USAGM WATCH HISTORY
When Mr. Ingvar Nyberg, a shortwave radio listener in Lund, Sweden, requested a QSL card from the Voice of America in 1949, it was sent to him from New York. Writing in pencil on the reverse of the QSL card suggests that the program was heard or the request for the reception acknowledgement was made on September 27, 1949 and the QSL card arrived on December 23, 1949, an early Christmas present.
From 1942 until 1954 the Argonaut Building in New York City at 224 West 57 and Broadway was the headquarters of the Voice of America, while the headquarters of its federal parent agencies, first the Office of War Information (OWI) from 1942 to 1945 and the State Department from 1945 until 1953, were located in Washington D.C. In 1953, the Voice of America was put in the newly-established United States Information Agency (USIA) and a decision was made to move VOA radio operations from New York to Washington.
The Argonaut Building in New York was where first Voice of America radio programs were produced in 1942. It is now the headquarters of Open Society Foundations (OSF), formerly the Open Society Institute, originally created and funded by billionaire investor and philanthropist George Soros to help countries move away from communism.
Ironically, during World War II, many American and foreign communists working for the Voice of America in the Argonaut Building in New York helped to spread propaganda in support of establishing pro-Soviet communist regimes in East-Central Europe.
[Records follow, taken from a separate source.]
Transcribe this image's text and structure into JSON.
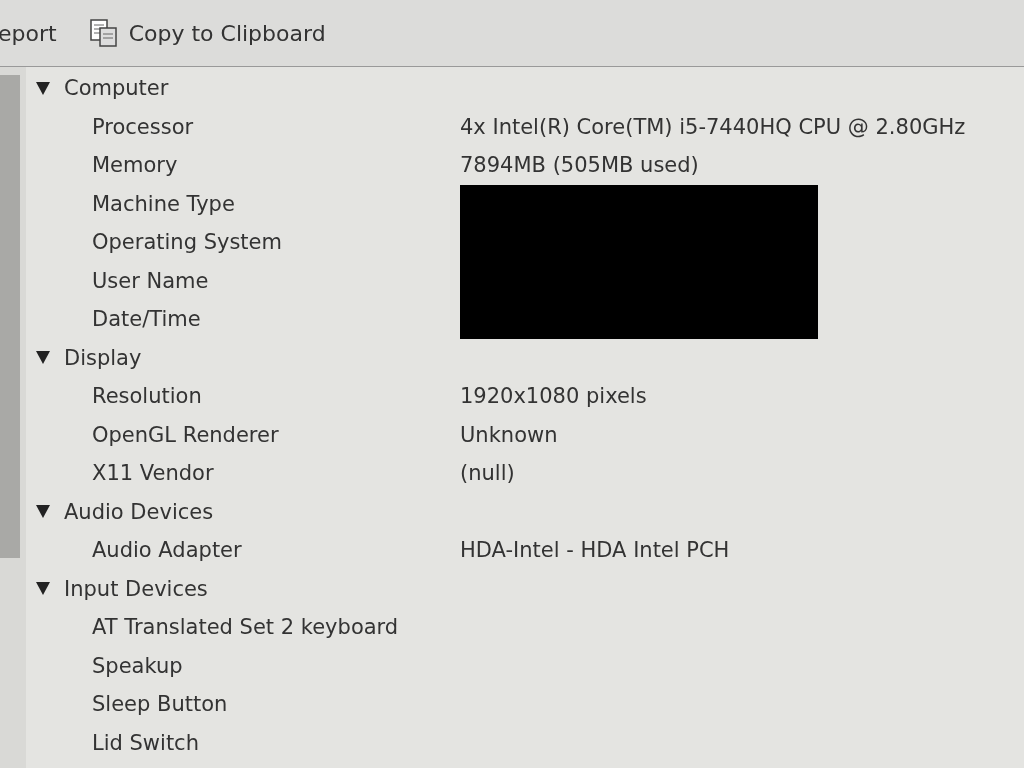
{
  "toolbar": {
    "items": [
      {
        "kind": "cut",
        "label": "eport"
      },
      {
        "kind": "copy",
        "label": "Copy to Clipboard"
      }
    ]
  },
  "tree": [
    {
      "name": "Computer",
      "expanded": true,
      "children": [
        {
          "label": "Processor",
          "value": "4x Intel(R) Core(TM) i5-7440HQ CPU @ 2.80GHz",
          "redacted": false
        },
        {
          "label": "Memory",
          "value": "7894MB (505MB used)",
          "redacted": false
        },
        {
          "label": "Machine Type",
          "redacted": true
        },
        {
          "label": "Operating System",
          "redacted": true
        },
        {
          "label": "User Name",
          "redacted": true
        },
        {
          "label": "Date/Time",
          "redacted": true
        }
      ]
    },
    {
      "name": "Display",
      "expanded": true,
      "children": [
        {
          "label": "Resolution",
          "value": "1920x1080 pixels",
          "redacted": false
        },
        {
          "label": "OpenGL Renderer",
          "value": "Unknown",
          "redacted": false
        },
        {
          "label": "X11 Vendor",
          "value": "(null)",
          "redacted": false
        }
      ]
    },
    {
      "name": "Audio Devices",
      "expanded": true,
      "children": [
        {
          "label": "Audio Adapter",
          "value": "HDA-Intel - HDA Intel PCH",
          "redacted": false
        }
      ]
    },
    {
      "name": "Input Devices",
      "expanded": true,
      "children": [
        {
          "label": "AT Translated Set 2 keyboard",
          "redacted": false
        },
        {
          "label": "Speakup",
          "redacted": false
        },
        {
          "label": "Sleep Button",
          "redacted": false
        },
        {
          "label": "Lid Switch",
          "redacted": false
        }
      ]
    }
  ]
}
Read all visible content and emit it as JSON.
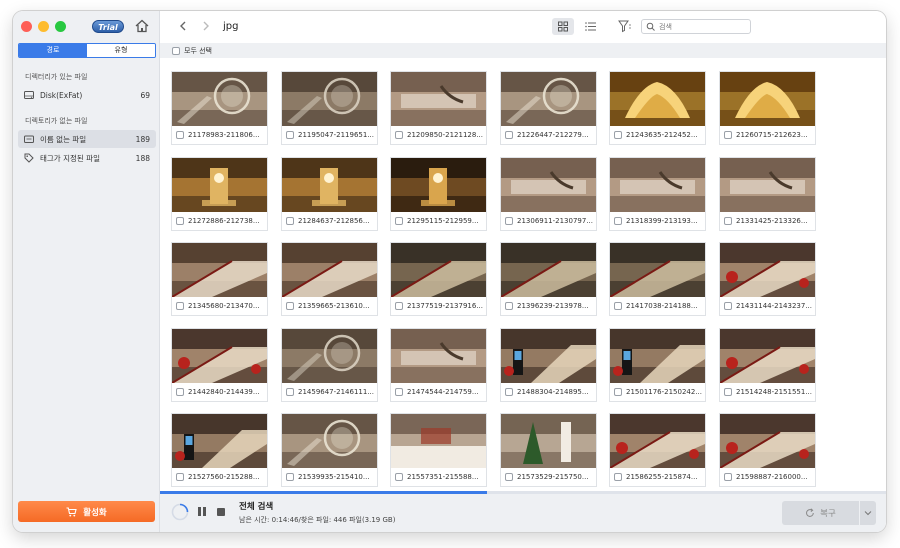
{
  "app": {
    "trial_badge": "Trial"
  },
  "sidebar": {
    "tabs": [
      {
        "label": "경로",
        "active": true
      },
      {
        "label": "유형",
        "active": false
      }
    ],
    "sections": [
      {
        "title": "디렉터리가 있는 파일",
        "items": [
          {
            "label": "Disk(ExFat)",
            "count": "69",
            "icon": "disk-icon",
            "selected": false
          }
        ]
      },
      {
        "title": "디렉토리가 없는 파일",
        "items": [
          {
            "label": "이름 없는 파일",
            "count": "189",
            "icon": "folder-icon",
            "selected": true
          },
          {
            "label": "태그가 지정된 파일",
            "count": "188",
            "icon": "tag-icon",
            "selected": false
          }
        ]
      }
    ],
    "activate_label": "활성화"
  },
  "toolbar": {
    "folder": "jpg",
    "search_placeholder": "검색"
  },
  "select_all_label": "모두 선택",
  "files": [
    {
      "name": "21178983-211806...",
      "scene": "chandelier"
    },
    {
      "name": "21195047-2119651...",
      "scene": "stair-orb"
    },
    {
      "name": "21209850-2121128...",
      "scene": "lobby"
    },
    {
      "name": "21226447-212279...",
      "scene": "chandelier"
    },
    {
      "name": "21243635-212452...",
      "scene": "gold"
    },
    {
      "name": "21260715-212623...",
      "scene": "gold"
    },
    {
      "name": "21272886-212738...",
      "scene": "clock"
    },
    {
      "name": "21284637-212856...",
      "scene": "clock"
    },
    {
      "name": "21295115-212959...",
      "scene": "clock-dark"
    },
    {
      "name": "21306911-2130797...",
      "scene": "lobby"
    },
    {
      "name": "21318399-213193...",
      "scene": "lobby"
    },
    {
      "name": "21331425-213326...",
      "scene": "lobby"
    },
    {
      "name": "21345680-213470...",
      "scene": "staircase"
    },
    {
      "name": "21359665-213610...",
      "scene": "staircase"
    },
    {
      "name": "21377519-2137916...",
      "scene": "stair-dark"
    },
    {
      "name": "21396239-213978...",
      "scene": "stair-dark"
    },
    {
      "name": "21417038-214188...",
      "scene": "stair-dark"
    },
    {
      "name": "21431144-2143237...",
      "scene": "stair-red"
    },
    {
      "name": "21442840-214439...",
      "scene": "stair-red"
    },
    {
      "name": "21459647-2146111...",
      "scene": "stair-orb"
    },
    {
      "name": "21474544-214759...",
      "scene": "lobby"
    },
    {
      "name": "21488304-214895...",
      "scene": "kiosk"
    },
    {
      "name": "21501176-2150242...",
      "scene": "kiosk"
    },
    {
      "name": "21514248-2151551...",
      "scene": "stair-red"
    },
    {
      "name": "21527560-215288...",
      "scene": "kiosk"
    },
    {
      "name": "21539935-215410...",
      "scene": "chandelier"
    },
    {
      "name": "21557351-215588...",
      "scene": "lobby-floor"
    },
    {
      "name": "21573529-215750...",
      "scene": "tree"
    },
    {
      "name": "21586255-215874...",
      "scene": "stair-red"
    },
    {
      "name": "21598887-216000...",
      "scene": "stair-red"
    }
  ],
  "scan": {
    "title": "전체 검색",
    "status": "남은 시간: 0:14:46/찾은 파일: 446 파일(3.19 GB)",
    "progress": 0.45
  },
  "recover_label": "복구",
  "colors": {
    "accent": "#3a7be8",
    "activate": "#f56a25"
  }
}
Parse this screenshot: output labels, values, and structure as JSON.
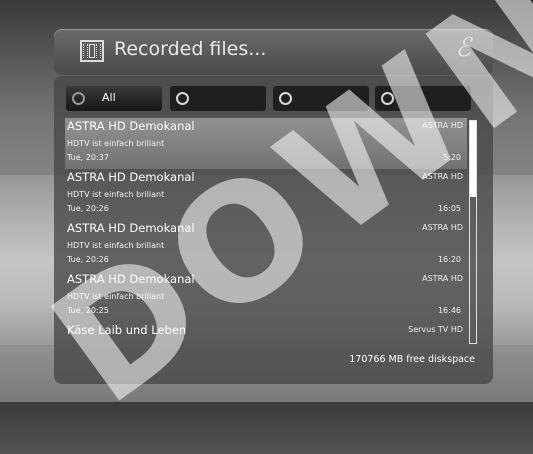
{
  "header": {
    "title": "Recorded files...",
    "icon": "film-icon",
    "logo": "ℰ"
  },
  "watermark": "DOWN",
  "filters": [
    {
      "label": "All",
      "active": true
    },
    {
      "label": "",
      "active": false
    },
    {
      "label": "",
      "active": false
    },
    {
      "label": "",
      "active": false
    }
  ],
  "recordings": [
    {
      "title": "ASTRA HD Demokanal",
      "channel": "ASTRA HD",
      "desc": "HDTV ist einfach brillant",
      "datetime": "Tue, 20:37",
      "duration": "5:20"
    },
    {
      "title": "ASTRA HD Demokanal",
      "channel": "ASTRA HD",
      "desc": "HDTV ist einfach brillant",
      "datetime": "Tue, 20:26",
      "duration": "16:05"
    },
    {
      "title": "ASTRA HD Demokanal",
      "channel": "ASTRA HD",
      "desc": "HDTV ist einfach brillant",
      "datetime": "Tue, 20:26",
      "duration": "16:20"
    },
    {
      "title": "ASTRA HD Demokanal",
      "channel": "ASTRA HD",
      "desc": "HDTV ist einfach brillant",
      "datetime": "Tue, 20:25",
      "duration": "16:46"
    },
    {
      "title": "Käse Laib und Leben",
      "channel": "Servus TV HD"
    }
  ],
  "footer": {
    "free_space": "170766 MB free diskspace"
  }
}
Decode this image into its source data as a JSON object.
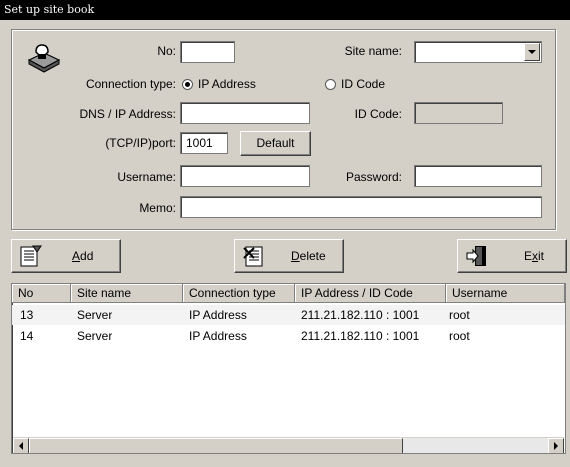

Voice of America’s first chief news writer and editor in 1942 was American communist author Howard Fast who after leaving VOA in 1944 joined the Communist Party, was one of its key journalists and in 1953 received the Stalin International Peace Prize.
It took the Voice of America several years after World War II to reform the management of its programs and to replace pro-Soviet journalists with anti-communist refugee journalists from Europe and Asia such as Polish anti-Nazi fighter Zofia Korbońska who was hired in 1948 after escaping from communist-ruled Poland. These new journalists eventually changed VOA into a radio station that opposed communism and advanced freedom and democracy.
Alan L. Heil, Jr., former VOA deputy director of programs, noted in his book, Voice of America: A History, that Voice of America had its start in 1942 in the Argonaut Building in Midtown Manhattan:
There was a huge buildup of the Voice staff in the summer of 1942 after it became part of the Office of War Information, with the acquisition of many floors in the old Argonaut Building on West Fifty-seveth Street, in Manhattan, and expansion to sixteen studios, several score program lines, and forty transmitters in distant locations. Alan L. Heil, Jr., Voice of America: A History (New York: Columbia University Press, 2003), 41.
M Nyberg
The Voice of America acknowledges, with thanks, your communication of ____________, reporting reception of radio station WRCA, operating on a frequency of 15150 kc/s.
The Voice of America program and frequency schedule will be forwarded upon request.